Os principais componentes da nutrição bovina são:

  • Volumosos: constituem a base da alimentação e são ricos em fibras. Incluem pastagens de alta qualidade, silagens e fenos, que fornecem os nutrientes necessários para o bom funcionamento do sistema digestivo dos ruminantes;
  • Concentrados: alimentos com alta densidade energética e/ou proteica, como grãos de milho, farelo de soja e farelo de algodão. Eles complementam a dieta volumosa, especialmente em sistemas intensivos e em períodos de baixa disponibilidade de pasto. O uso de concentrados é comum no confinamento de gado de corte, onde os animais são alimentados em currais para acelerar o ganho de peso;
  • Suplementos: fornecem nutrientes específicos que possam estar em falta na dieta básica, como minerais, vitaminas e aditivos alimentares. A suplementação mineral é essencial para corrigir deficiências do solo e garantir o desempenho ideal dos animais.

Recentemente, têm sido incorporadas tecnologias como a nutrição de precisão, que ajusta a dieta conforme as necessidades individuais dos animais, aumentando a eficiência alimentar e reduzindo custos.

O manejo nutricional também envolve práticas como o fornecimento de água limpa e fresca, a organização dos horários de alimentação e o monitoramento constante da condição corporal dos animais.
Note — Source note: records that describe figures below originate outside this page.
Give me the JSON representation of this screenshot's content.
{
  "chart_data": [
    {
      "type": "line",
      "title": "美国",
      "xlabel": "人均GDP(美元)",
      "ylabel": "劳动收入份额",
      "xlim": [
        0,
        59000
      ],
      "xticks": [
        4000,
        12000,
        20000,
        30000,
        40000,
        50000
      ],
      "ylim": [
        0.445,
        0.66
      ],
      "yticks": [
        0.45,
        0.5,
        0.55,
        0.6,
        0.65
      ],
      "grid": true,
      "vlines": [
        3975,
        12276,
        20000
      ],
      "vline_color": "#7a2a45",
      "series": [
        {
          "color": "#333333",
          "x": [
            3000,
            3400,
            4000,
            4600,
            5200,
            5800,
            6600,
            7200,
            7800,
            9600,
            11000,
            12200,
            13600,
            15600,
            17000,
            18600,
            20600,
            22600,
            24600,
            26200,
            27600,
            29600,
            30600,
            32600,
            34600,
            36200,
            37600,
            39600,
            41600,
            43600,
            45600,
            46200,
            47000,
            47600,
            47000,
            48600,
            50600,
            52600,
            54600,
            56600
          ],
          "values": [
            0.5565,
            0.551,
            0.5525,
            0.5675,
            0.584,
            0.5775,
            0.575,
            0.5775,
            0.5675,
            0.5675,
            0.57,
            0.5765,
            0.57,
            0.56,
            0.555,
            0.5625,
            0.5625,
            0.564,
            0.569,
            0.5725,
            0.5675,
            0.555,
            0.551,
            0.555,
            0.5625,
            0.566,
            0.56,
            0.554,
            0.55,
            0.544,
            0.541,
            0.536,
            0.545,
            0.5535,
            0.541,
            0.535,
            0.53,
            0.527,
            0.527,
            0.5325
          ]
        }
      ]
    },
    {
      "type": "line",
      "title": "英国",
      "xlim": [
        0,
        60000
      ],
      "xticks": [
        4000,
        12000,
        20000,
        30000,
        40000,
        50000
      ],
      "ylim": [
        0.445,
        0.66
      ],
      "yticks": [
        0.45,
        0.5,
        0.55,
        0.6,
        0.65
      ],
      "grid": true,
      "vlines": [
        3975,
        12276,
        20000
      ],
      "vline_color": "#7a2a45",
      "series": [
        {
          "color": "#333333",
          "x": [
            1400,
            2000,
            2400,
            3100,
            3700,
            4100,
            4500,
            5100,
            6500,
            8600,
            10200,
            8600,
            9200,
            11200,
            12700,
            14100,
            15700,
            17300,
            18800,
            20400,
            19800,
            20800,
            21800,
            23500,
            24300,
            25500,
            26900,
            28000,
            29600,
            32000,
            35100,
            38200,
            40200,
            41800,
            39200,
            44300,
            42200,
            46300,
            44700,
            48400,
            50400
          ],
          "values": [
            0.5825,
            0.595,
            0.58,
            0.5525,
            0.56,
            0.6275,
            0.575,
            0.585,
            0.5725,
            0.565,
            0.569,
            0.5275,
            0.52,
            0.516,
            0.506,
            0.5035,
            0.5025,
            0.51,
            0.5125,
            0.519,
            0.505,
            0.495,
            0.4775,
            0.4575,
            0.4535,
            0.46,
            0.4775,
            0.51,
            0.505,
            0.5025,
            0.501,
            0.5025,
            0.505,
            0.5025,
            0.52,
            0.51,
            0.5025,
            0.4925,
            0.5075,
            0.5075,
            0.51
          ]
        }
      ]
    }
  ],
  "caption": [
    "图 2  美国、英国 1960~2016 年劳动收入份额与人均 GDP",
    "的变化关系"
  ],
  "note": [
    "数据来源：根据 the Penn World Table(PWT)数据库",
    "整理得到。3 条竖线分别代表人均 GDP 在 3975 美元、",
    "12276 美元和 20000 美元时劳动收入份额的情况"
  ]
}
O que é preciso para criar gado?

Para iniciar uma criação de gado bovino eficiente, é fundamental planejar e implementar práticas que garantam a saúde, o bem-estar e a produtividade dos animais. Esses são os principais pontos que devem ser considerados:

  • Pastagem de qualidade: A base da alimentação dos bovinos é a pastagem. Investir em forrageiras de alto valor nutritivo e manejar adequadamente as áreas de pasto são essenciais para o ganho de peso e a saúde dos animais. A utilização de fertilizantes específicos pode melhorar significativamente a qualidade do solo e, consequentemente, das pastagens;
  • Suplementação nutricional: Além das pastagens, é importante fornecer suplementação para suprir possíveis deficiências nutricionais, especialmente em períodos de seca ou baixa disponibilidade de forragem;
  • Infraestrutura adequada: Ter instalações apropriadas é indispensável. Um curral para gado de corte bem projetado facilita o manejo, garantindo segurança e conforto tanto para os animais quanto para os trabalhadores. Bebedouros, cochos e sistemas de sombreamento também são importantes para o bem-estar do rebanho;
  • Gestão sanitária: Implementar um rigoroso programa de saúde animal é primordial. Isso inclui vacinação, controle de parasitas e monitoramento constante para prevenir doenças que possam afetar a produtividade;
  • Genética de qualidade: Selecionar animais com boas características genéticas potencializa os resultados da criação. As características do gado de corte que impactam a produção, como ganho de peso, eficiência alimentar e resistência a doenças, devem ser consideradas na escolha dos animais;
  • Manejo sustentável: Práticas sustentáveis, como a rotatividade de pastagens e a recuperação de áreas degradadas, contribuem para a longevidade do negócio e a preservação ambiental. A adoção de tecnologias e produtos sustentáveis auxilia nesse processo;
  • Confinamento estratégico: É uma estratégia que pode ser utilizada para intensificar a produção, especialmente em períodos de escassez de pasto. Esse sistema permite um controle maior da dieta e do ganho de peso dos animais;
  • Conhecimento técnico: Manter-se atualizado sobre as melhores práticas de criação, manejo e nutrição é fundamental. Participar de cursos, workshops e consultorias pode fazer a diferença nos resultados obtidos;
  • Planejamento financeiro e logístico: Elaborar um planejamento detalhado que inclua custos, projeções de lucro e estratégias de mercado é essencial para a viabilidade e sustentabilidade do negócio.

    Investir nesses aspectos é fundamental para uma criação de gado bovino bem-sucedida, contribuindo para o desenvolvimento econômico e sustentável do setor pecuário no Brasil.